Press Release – Massey University
An internationally acclaimed public health specialist has been appointed as the first head of the University’s new College of Health, Vice-Chancellor Steve Maharey announced today.
Professor Paul McDonald, 55, is currently director of the School of Public Health and Health Systems at the University of Waterloo in Ontario, Canada. Recognised for his research expertise in population health planning and intervention for challenges such as reducing tobacco use, Professor McDonald is a Fellow of Britain’s Royal Society for Public Health.
Mr Maharey says the appointment marks a significant milestone for Massey. “Professor McDonald is a recognised health leader for his work in Canada, the United Kingdom and New Zealand. He will play a key role in Massey’s goal of being a world leader in public health, one of our areas of specialisation, and ensuring an exceptional and distinctive learning experience for students at Massey.”
More than 315 full-time equivalent staff and 2000 students across the three campuses – Albany (where Professor McDonald will be based), Manawatū and Wellington – will come under the college when it is established from January 1. It is being set up to tackle a looming health crisis that faces the world as governments’ spending on restorative health care is unable to keep up with growing demand and costs. The college will focus innovative, leading edge research and teaching to prevent disease, and promote well-being by altering the social, economic, cultural, behavioural, political, biological and environmental factors and conditions that enable health.
Professor McDonald has a Bachelor of Arts with honours in psychology from Waterloo, a Master of Arts in clinical psychology from the University of Western Ontario and a PhD in health studies and population health from the University of Waterloo. In 2008-09 he was visiting associate professor at the Auckland University of Technology’s Department of Public Health and Psychosocial Studies.

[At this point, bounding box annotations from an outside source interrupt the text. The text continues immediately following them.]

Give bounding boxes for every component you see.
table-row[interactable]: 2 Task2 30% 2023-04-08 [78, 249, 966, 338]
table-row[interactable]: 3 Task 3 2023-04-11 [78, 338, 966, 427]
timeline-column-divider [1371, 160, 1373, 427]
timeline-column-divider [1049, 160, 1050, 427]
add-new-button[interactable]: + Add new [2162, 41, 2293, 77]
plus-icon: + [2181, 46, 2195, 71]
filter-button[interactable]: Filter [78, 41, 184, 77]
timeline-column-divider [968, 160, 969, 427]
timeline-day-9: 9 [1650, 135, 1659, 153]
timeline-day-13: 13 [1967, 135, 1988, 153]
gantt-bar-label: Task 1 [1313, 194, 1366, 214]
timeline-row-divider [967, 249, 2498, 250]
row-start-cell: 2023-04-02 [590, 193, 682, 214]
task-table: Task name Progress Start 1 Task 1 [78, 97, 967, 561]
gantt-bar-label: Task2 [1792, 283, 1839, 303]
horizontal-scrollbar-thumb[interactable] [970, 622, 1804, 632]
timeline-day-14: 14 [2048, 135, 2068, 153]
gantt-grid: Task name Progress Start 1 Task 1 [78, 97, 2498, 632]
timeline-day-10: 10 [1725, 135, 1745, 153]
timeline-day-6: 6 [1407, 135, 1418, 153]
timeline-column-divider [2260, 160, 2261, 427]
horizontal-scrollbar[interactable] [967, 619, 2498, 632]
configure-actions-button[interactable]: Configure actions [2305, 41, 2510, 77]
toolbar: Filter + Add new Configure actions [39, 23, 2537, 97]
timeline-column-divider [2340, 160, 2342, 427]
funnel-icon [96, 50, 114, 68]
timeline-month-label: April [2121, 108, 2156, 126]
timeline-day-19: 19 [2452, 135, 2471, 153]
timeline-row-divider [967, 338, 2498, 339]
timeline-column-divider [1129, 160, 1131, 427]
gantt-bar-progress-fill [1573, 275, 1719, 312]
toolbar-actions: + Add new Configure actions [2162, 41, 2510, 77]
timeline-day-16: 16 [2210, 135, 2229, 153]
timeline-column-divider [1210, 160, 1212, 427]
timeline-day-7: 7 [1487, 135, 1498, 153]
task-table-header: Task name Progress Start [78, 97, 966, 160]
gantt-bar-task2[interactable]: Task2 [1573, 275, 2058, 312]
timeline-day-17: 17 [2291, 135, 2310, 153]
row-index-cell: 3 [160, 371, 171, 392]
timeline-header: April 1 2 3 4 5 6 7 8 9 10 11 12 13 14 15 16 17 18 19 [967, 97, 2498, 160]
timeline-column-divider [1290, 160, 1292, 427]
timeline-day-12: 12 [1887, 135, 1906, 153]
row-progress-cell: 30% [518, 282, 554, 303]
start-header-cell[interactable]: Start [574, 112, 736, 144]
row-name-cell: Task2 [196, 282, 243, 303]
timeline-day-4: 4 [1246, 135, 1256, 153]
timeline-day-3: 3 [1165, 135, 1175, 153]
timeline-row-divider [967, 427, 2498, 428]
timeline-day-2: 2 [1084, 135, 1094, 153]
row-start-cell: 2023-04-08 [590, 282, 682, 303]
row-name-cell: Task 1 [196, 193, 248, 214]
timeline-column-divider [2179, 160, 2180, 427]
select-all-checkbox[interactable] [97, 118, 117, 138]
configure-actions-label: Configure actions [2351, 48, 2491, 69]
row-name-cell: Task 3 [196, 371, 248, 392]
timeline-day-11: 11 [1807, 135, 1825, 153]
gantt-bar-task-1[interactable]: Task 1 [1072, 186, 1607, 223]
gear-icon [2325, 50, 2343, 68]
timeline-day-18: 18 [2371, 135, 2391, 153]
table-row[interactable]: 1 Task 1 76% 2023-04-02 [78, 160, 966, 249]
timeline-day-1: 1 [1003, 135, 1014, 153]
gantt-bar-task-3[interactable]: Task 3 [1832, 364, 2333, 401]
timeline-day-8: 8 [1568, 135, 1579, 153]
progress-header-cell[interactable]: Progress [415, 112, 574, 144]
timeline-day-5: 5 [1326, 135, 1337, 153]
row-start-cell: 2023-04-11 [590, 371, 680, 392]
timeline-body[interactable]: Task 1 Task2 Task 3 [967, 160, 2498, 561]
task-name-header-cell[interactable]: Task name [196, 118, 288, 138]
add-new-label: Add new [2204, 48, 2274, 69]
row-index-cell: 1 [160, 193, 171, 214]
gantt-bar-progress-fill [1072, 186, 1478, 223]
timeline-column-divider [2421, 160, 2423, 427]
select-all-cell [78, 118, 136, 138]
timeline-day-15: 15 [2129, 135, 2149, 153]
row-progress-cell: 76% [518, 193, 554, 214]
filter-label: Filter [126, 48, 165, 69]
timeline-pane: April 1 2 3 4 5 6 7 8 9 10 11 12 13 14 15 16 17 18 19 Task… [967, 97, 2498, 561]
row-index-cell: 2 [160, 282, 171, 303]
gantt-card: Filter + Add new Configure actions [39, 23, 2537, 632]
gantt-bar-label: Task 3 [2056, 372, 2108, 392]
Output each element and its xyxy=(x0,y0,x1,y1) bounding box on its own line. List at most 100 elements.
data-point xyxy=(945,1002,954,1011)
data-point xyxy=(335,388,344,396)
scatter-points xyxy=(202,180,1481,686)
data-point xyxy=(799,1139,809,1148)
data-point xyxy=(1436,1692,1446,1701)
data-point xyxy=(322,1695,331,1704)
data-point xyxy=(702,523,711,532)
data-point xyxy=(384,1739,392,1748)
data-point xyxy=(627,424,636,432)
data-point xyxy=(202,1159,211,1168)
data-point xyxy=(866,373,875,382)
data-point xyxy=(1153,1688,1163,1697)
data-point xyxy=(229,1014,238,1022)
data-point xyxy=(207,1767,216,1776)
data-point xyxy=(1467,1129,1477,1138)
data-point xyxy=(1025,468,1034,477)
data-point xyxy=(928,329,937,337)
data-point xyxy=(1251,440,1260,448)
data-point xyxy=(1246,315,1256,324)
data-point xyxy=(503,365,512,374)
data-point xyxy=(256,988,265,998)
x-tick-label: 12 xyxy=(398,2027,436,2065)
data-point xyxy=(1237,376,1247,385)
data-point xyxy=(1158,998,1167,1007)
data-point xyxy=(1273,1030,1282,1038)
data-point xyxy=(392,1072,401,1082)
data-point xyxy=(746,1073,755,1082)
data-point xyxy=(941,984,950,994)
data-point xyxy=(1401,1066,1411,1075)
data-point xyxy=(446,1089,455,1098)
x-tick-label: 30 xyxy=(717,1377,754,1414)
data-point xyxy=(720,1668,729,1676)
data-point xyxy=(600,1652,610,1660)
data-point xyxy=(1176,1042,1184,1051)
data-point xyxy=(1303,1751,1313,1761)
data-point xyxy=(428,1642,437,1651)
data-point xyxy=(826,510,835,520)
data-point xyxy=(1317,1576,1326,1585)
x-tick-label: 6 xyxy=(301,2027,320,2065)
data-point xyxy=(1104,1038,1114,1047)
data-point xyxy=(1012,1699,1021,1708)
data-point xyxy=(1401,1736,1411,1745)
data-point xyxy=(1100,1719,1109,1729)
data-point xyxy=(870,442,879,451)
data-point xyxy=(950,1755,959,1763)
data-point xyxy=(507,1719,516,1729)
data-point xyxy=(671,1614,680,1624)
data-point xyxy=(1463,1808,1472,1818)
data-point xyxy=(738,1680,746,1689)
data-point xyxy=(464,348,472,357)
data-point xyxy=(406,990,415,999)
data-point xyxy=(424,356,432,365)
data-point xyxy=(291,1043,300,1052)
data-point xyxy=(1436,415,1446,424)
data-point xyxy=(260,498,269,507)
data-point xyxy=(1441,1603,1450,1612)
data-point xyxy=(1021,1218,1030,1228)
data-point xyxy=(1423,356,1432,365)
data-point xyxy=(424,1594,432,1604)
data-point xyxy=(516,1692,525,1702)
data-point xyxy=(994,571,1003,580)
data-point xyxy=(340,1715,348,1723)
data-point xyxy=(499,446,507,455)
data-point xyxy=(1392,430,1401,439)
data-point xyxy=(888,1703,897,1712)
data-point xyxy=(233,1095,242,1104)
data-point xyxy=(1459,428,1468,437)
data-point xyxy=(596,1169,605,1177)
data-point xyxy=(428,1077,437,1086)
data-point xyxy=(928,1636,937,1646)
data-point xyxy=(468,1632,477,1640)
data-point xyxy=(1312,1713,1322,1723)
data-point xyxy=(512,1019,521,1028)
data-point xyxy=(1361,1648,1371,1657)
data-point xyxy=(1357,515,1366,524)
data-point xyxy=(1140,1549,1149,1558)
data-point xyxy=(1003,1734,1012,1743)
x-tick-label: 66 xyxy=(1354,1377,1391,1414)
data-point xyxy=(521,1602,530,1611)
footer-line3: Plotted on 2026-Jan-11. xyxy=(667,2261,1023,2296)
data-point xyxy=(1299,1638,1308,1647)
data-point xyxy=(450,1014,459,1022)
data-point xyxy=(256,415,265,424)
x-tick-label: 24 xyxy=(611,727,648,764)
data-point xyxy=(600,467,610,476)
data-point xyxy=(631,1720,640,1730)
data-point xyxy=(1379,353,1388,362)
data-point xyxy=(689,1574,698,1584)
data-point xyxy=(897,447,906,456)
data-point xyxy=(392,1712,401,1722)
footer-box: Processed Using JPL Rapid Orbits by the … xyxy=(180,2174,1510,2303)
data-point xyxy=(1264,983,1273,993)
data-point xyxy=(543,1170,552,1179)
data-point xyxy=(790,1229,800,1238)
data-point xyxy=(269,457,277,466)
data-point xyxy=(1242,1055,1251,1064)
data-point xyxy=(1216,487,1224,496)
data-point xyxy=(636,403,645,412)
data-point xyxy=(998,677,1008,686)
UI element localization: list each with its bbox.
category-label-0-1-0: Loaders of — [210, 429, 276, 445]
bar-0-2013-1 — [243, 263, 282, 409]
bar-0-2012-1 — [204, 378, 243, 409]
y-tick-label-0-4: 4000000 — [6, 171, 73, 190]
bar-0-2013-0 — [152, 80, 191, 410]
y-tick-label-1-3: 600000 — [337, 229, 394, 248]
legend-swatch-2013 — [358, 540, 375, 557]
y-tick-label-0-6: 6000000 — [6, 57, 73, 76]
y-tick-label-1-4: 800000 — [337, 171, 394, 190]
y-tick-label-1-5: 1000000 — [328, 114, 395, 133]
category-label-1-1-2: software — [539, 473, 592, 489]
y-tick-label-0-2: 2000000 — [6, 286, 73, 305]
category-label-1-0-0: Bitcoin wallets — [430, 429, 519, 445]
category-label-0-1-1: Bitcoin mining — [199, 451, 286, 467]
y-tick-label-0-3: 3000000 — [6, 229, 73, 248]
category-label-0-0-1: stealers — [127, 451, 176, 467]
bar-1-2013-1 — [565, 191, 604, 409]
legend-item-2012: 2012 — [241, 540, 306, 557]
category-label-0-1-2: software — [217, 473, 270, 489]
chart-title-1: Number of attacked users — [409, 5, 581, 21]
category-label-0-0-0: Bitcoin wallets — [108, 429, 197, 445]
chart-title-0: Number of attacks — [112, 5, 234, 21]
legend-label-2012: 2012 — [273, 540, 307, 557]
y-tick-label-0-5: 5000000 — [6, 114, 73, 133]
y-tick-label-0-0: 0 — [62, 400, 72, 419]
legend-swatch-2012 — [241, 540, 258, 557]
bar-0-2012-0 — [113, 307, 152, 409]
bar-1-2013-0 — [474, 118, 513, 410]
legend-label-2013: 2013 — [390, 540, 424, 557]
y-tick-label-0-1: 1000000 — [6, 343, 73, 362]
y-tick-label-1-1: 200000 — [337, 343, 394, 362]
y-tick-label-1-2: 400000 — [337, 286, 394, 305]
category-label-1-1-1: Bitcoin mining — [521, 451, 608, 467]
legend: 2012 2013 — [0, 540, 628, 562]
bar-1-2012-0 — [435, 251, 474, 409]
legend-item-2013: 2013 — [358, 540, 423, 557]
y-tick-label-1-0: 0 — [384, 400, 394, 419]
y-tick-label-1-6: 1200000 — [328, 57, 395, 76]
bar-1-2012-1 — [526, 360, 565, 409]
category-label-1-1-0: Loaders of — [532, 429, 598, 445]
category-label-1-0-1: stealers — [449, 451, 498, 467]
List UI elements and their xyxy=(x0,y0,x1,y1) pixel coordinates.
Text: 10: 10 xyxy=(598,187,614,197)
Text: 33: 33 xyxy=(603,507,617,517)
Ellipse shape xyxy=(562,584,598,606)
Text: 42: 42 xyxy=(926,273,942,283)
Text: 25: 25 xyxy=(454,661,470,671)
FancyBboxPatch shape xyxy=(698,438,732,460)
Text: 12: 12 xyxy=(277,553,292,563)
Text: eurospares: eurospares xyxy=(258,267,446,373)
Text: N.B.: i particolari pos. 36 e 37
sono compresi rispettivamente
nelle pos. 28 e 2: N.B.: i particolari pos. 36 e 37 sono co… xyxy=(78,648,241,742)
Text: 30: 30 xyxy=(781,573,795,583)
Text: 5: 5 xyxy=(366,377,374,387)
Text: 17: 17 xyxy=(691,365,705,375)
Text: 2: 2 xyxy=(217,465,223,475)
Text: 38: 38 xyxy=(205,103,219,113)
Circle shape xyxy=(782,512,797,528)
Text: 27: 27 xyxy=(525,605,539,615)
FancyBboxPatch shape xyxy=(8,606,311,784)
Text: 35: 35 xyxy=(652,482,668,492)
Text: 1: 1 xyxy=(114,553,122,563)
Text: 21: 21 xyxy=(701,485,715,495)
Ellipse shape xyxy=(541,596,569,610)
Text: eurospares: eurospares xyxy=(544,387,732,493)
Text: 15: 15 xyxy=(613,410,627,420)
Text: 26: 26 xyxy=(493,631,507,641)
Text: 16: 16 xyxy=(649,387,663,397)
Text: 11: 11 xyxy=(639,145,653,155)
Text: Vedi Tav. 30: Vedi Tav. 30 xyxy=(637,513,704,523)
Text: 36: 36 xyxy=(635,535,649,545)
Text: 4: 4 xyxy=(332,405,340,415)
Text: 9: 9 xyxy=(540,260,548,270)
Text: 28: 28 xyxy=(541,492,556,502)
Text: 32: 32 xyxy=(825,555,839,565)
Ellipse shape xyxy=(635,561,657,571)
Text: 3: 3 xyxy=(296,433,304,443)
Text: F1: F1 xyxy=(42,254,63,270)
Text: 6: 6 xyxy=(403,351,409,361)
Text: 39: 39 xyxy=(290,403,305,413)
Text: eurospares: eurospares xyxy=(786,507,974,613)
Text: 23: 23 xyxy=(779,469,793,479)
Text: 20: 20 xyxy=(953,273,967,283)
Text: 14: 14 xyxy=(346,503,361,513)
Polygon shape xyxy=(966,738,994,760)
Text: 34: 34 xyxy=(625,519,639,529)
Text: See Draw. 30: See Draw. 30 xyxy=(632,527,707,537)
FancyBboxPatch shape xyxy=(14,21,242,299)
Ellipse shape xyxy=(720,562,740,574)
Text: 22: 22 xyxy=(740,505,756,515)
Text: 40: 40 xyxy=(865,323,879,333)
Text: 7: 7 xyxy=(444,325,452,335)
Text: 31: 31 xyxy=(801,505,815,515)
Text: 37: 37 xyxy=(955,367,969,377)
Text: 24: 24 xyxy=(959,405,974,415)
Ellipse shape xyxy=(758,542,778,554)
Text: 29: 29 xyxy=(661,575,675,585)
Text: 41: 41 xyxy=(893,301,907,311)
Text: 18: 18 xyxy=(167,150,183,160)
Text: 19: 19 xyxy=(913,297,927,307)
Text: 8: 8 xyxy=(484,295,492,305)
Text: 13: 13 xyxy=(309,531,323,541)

Professor McDonald says he is excited at joining the Massey University community and he and his wife, Linda, are looking forward to calling New Zealand their home. “New Zealand, like the rest of the world, is facing unprecedented challenges, such as population aging and urbanisation, growing inequities, climate change, as well as increased global connectivity and trade,” he says. “Each of them has huge, emerging implications for health. The need for innovation and leadership to deal with these challenges has never been greater. Our new college will build New Zealand’s capacity and international legacy as a global leader and incubator for creative health enhancing people, and solutions.”
He is due to take up the position as College of Health pro vice-chancellor in March. Acting Pro Vice-Chancellor from January until then will be Assistant Vice-Chancellor (Academic and International) Professor Ingrid Day, who chairs the university’s College of Health Establishment Group.
The college will include the Institute of Food, Nutrition and Human Health, the School of Health and Social Services, the School of Nursing, the School of Public Health and the School of Sport and Exercise.
Massey University has five colleges – Business, Creative Arts, Education, Humanities and Social Sciences, and Sciences. From January, Education will become an institute within Humanities and Social Sciences.